Botanical illustrations would prove to be valuable to many artists who relied on the illustrations as basis for floral elements in their own works. Dr. Robert Thornton (1768-1837) was an early illustrator who showed remarkable modernity in his rendering of plants and flowers. A hundred years later, primitivist Henri Rousseau would create The Dream, 1910, depicting a reclining nude on a velvet sofa, contrasted by jungle plants and large pink flowers virtually identical to those in Thornton's earlier illustrations.
John James Audubon (1785-1851) is considered one of the greatest natural science illustrators of all time. Although spontaneous and lifelike drawings of birds and mammals are the focus of his work, he depicts various flowers and plants rendered in equivalent quality. Audubon embodies the balance between art and science; on the one hand, compulsive precision in gathering accurate visual data, while on the other hand, expressing complexity and organic beauty.

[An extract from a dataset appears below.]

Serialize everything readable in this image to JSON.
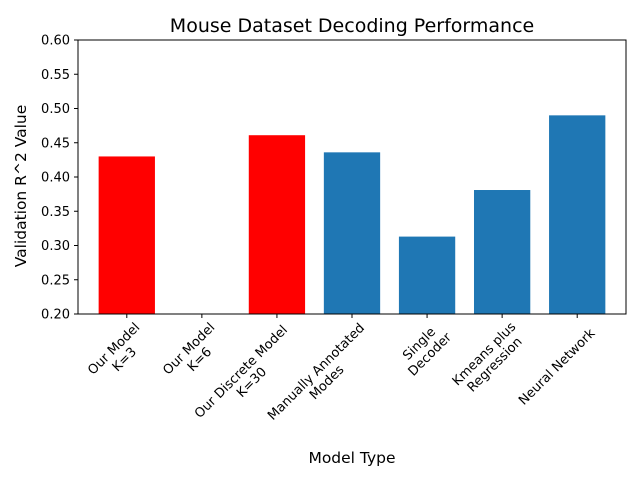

In more recent art, the flower has remained popular due to its beauty of form and color as well as its many associations. In more practical considerations, flowers are an excellent subject as they are abundant, natural, and portable, allowing them to be brought into the artist's space for closer scrutiny. Many Impressionists explored their interest in atmosphere and light through the variegated forms of flowers. Claude Monet's extensive studies of water lilies for his famous paintings resulted in cool, rich images that seem to have the motion of a plant in rippling water. Vincent van Gogh strikingly captured mood through flowers, as seen in his handling of different variations of sunflowers - some are bright yellow and gold, full of intensity and energy in their wild forms, while others are a murky, uncertain green.
During the twentieth century, Georgia O'Keeffe created many paintings of flowers with a new and unique perspective. From a very close vantage point, she invites the viewer into the flower itself to experience its realistically painted abstract features. In her 1927 oil, Dark Iris No. 1, O'Keeffe depicts a strong and vivid image, a monument of a flower, that is at the same time soft and undulating.
Whether as a symbol of virtue or simply for visual appeal,
flowers and botanicals remain some of the most enduring images in art. We
invite you to view Flora: The Beauty of Botanicals in Art and enjoy the
many activities that will take place during the summer related to this exhibition.